Courthouse elopements, while being a simple alternative to a traditional wedding, do NOT have to be perceived as anything less than a traditional wedding. These are perfect for people who want to have a private ceremony, a ceremony at the beginning of their honeymoon travels, or to just not have to feel the pressure of all of details of a traditional wedding resting on their shoulders for months before their vows. I encourage my couples to treat this with just as much care and love as a traditional wedding, with less stress and planning. If you have always pictured yourself in a wedding dress decorated with lace sleeves and a long train, you can have that and a courthouse elopement!

Helpful Vendors:

The helpful vendors for courthouse elopements can be very simplified.

  • Bridal Boutique (wedding dress): $500-$4200

  • Haberdashery (tuxedo or men’s wear): ~$500

  • Hair Stylist (For you): ~$150

  • Makeup Artist (For you): ~$150

  • Florist (Bouquets, boutonnieres): ~$250-$300

  • Photographer and/or Videographer: ~$1,000-$5,000

Once again the price will vary based off the vendors you choose. There can be variance in vendor pricing based off of expertise, availability, location, etc, but you can expect a range of $2,550-$10,300 for a courthouse elopement including these vendors.


A note about courthouse elopements:

You may or may not get to pick your officiant- don’t be afraid to ask the courthouse if they do not specify.

You may or may not get to say personalized vows during the ceremony.

Each courthouse will have their own limitation on the number of guests that can be present.

These will likely occur on a weekday.

They can be as fast as 10-15 minutes!


Marriage Requirements for the State of Wyoming

Getting married in Wyoming is as simple as applying and obtaining a Wyoming Marriage License, performing a unity ceremony with an officiant qualifying under 20-1-106 of the Wyoming Statutes (listed below) and two witnesses, and returning the marriage license within 10 days after the ceremony to receive your marriage certificate.

  • A Wyoming Marriage License must be obtained within a year before the ceremony date (There is an expiration date on marriage licenses).

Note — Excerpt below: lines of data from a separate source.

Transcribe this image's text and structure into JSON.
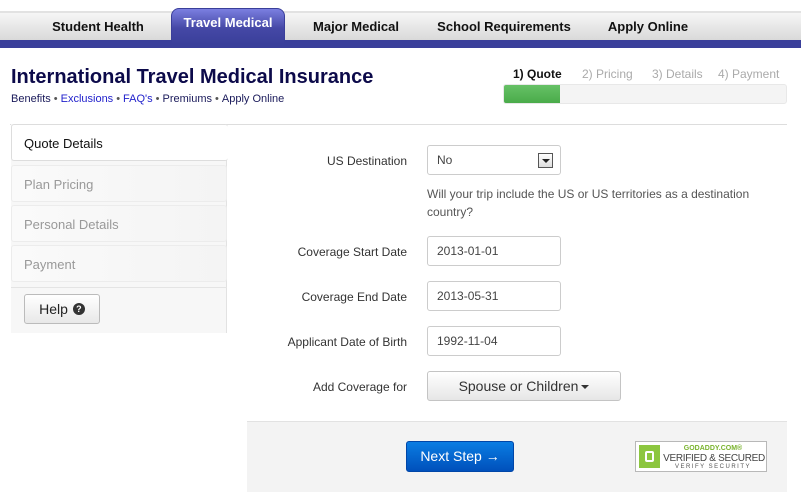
{
  "topnav": {
    "items": [
      {
        "label": "Student Health"
      },
      {
        "label": "Travel Medical",
        "active": true
      },
      {
        "label": "Major Medical"
      },
      {
        "label": "School Requirements"
      },
      {
        "label": "Apply Online"
      }
    ],
    "accent_color": "#3a3f9a"
  },
  "header": {
    "title": "International Travel Medical Insurance",
    "links": [
      "Benefits",
      "Exclusions",
      "FAQ's",
      "Premiums",
      "Apply Online"
    ],
    "separator": "•"
  },
  "progress": {
    "steps": [
      "1) Quote",
      "2) Pricing",
      "3) Details",
      "4) Payment"
    ],
    "active_step": 1,
    "fill_fraction": 0.2,
    "fill_color": "#5cb85c"
  },
  "sidebar": {
    "items": [
      {
        "label": "Quote Details",
        "active": true
      },
      {
        "label": "Plan Pricing"
      },
      {
        "label": "Personal Details"
      },
      {
        "label": "Payment"
      }
    ],
    "help_label": "Help",
    "help_icon": "?"
  },
  "form": {
    "us_destination": {
      "label": "US Destination",
      "value": "No",
      "help": "Will your trip include the US or US territories as a destination country?"
    },
    "start_date": {
      "label": "Coverage Start Date",
      "value": "2013-01-01"
    },
    "end_date": {
      "label": "Coverage End Date",
      "value": "2013-05-31"
    },
    "dob": {
      "label": "Applicant Date of Birth",
      "value": "1992-11-04"
    },
    "add_coverage": {
      "label": "Add Coverage for",
      "button": "Spouse or Children"
    }
  },
  "footer": {
    "next_label": "Next Step",
    "next_icon": "→",
    "badge": {
      "line1": "GODADDY.COM®",
      "line2": "VERIFIED & SECURED",
      "line3": "VERIFY SECURITY"
    }
  }
}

    • To obtain a marriage license at least one person must apply for the license. Both parties must be present when receiving this license and must be present with a photo ID (ie. drivers license, passport, military ID, or tribal ID).

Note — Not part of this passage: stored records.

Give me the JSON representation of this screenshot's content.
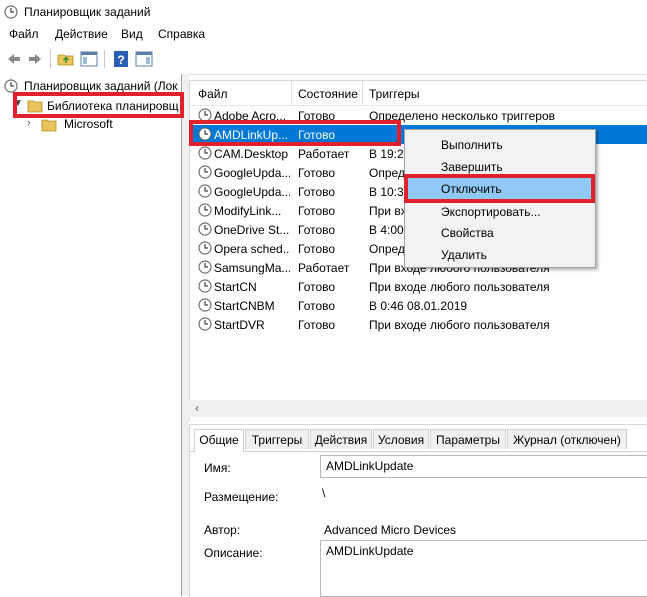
{
  "window": {
    "title": "Планировщик заданий"
  },
  "menu": [
    "Файл",
    "Действие",
    "Вид",
    "Справка"
  ],
  "toolbar": {
    "icons": [
      "back-arrow-icon",
      "forward-arrow-icon",
      "folder-up-icon",
      "show-pane-icon",
      "help-icon",
      "show-action-pane-icon"
    ]
  },
  "tree": {
    "root": "Планировщик заданий (Лок",
    "library": "Библиотека планировщ",
    "child": "Microsoft"
  },
  "task_list": {
    "columns": [
      "Файл",
      "Состояние",
      "Триггеры"
    ],
    "rows": [
      {
        "name": "Adobe Acro...",
        "status": "Готово",
        "trigger": "Определено несколько триггеров"
      },
      {
        "name": "AMDLinkUp...",
        "status": "Готово",
        "trigger": ""
      },
      {
        "name": "CAM.Desktop",
        "status": "Работает",
        "trigger": "В 19:21"
      },
      {
        "name": "GoogleUpda...",
        "status": "Готово",
        "trigger": "Опред"
      },
      {
        "name": "GoogleUpda...",
        "status": "Готово",
        "trigger": "В 10:38                                       после нача."
      },
      {
        "name": "ModifyLink...",
        "status": "Готово",
        "trigger": "При вх"
      },
      {
        "name": "OneDrive St...",
        "status": "Готово",
        "trigger": "В 4:00                                         начала: 1"
      },
      {
        "name": "Opera sched...",
        "status": "Готово",
        "trigger": "Опред"
      },
      {
        "name": "SamsungMa...",
        "status": "Работает",
        "trigger": "При входе любого пользователя"
      },
      {
        "name": "StartCN",
        "status": "Готово",
        "trigger": "При входе любого пользователя"
      },
      {
        "name": "StartCNBM",
        "status": "Готово",
        "trigger": "В 0:46 08.01.2019"
      },
      {
        "name": "StartDVR",
        "status": "Готово",
        "trigger": "При входе любого пользователя"
      }
    ],
    "selected_index": 1
  },
  "context_menu": {
    "items": [
      "Выполнить",
      "Завершить",
      "Отключить",
      "Экспортировать...",
      "Свойства",
      "Удалить"
    ],
    "hover_index": 2
  },
  "details": {
    "tabs": [
      "Общие",
      "Триггеры",
      "Действия",
      "Условия",
      "Параметры",
      "Журнал (отключен)"
    ],
    "active_tab": 0,
    "name_label": "Имя:",
    "name_value": "AMDLinkUpdate",
    "location_label": "Размещение:",
    "location_value": "\\",
    "author_label": "Автор:",
    "author_value": "Advanced Micro Devices",
    "description_label": "Описание:",
    "description_value": "AMDLinkUpdate"
  },
  "colors": {
    "selection": "#0078d7",
    "menu_hover": "#90c8f6",
    "highlight_box": "#e0202c"
  }
}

    • Applicants must be 18 years or older with exceptions that can be found in the statutes linked below (second link in “citations and useful links”).

    • Be ready to list your full name, current physical address (this has to be a physical address), state or foreign country of birth, date of birth, parents' names and mother's maiden name, state or foreign country where parents were born, divorce decree or death certificate if previously married.

It is recomended to apply for a marriage license at least 3 months before the ceremony. Once you have been approved for your marriage license, you can follow the procedure listed in the bulletin points above to obtain the license as late as the day of your wedding. The license will need to be returned within 10 days of the ceremony with your two witnesses and officiant’s signatures so you can receive your marriage certificate.

With every wedding that occurs in Wyoming, you must obtain a Wyoming marriage license, have two witnesses of at least 18 years or older, and an officiant. The excerpt from Title 20 of the Wyoming Statutes lists the qualifications for the officiant and the marriage ceremony.

20-1-106. Who may solemnize marriage; form of ceremony.

(a) Every district or circuit court judge, district court commissioner, supreme court justice, magistrate and every licensed or ordained minister of the gospel, bishop, priest or rabbi, or other qualified person acting in accordance with the traditions or rites for the solemnization of marriage of any religion, denomination or religious society, may perform the ceremony of marriage in this state.

(b) In the solemnization of marriage no particular form is required, except that the parties shall solemnly declare in the presence of the person performing the ceremony and at least two (2) attending witnesses that they take each other as husband and wife.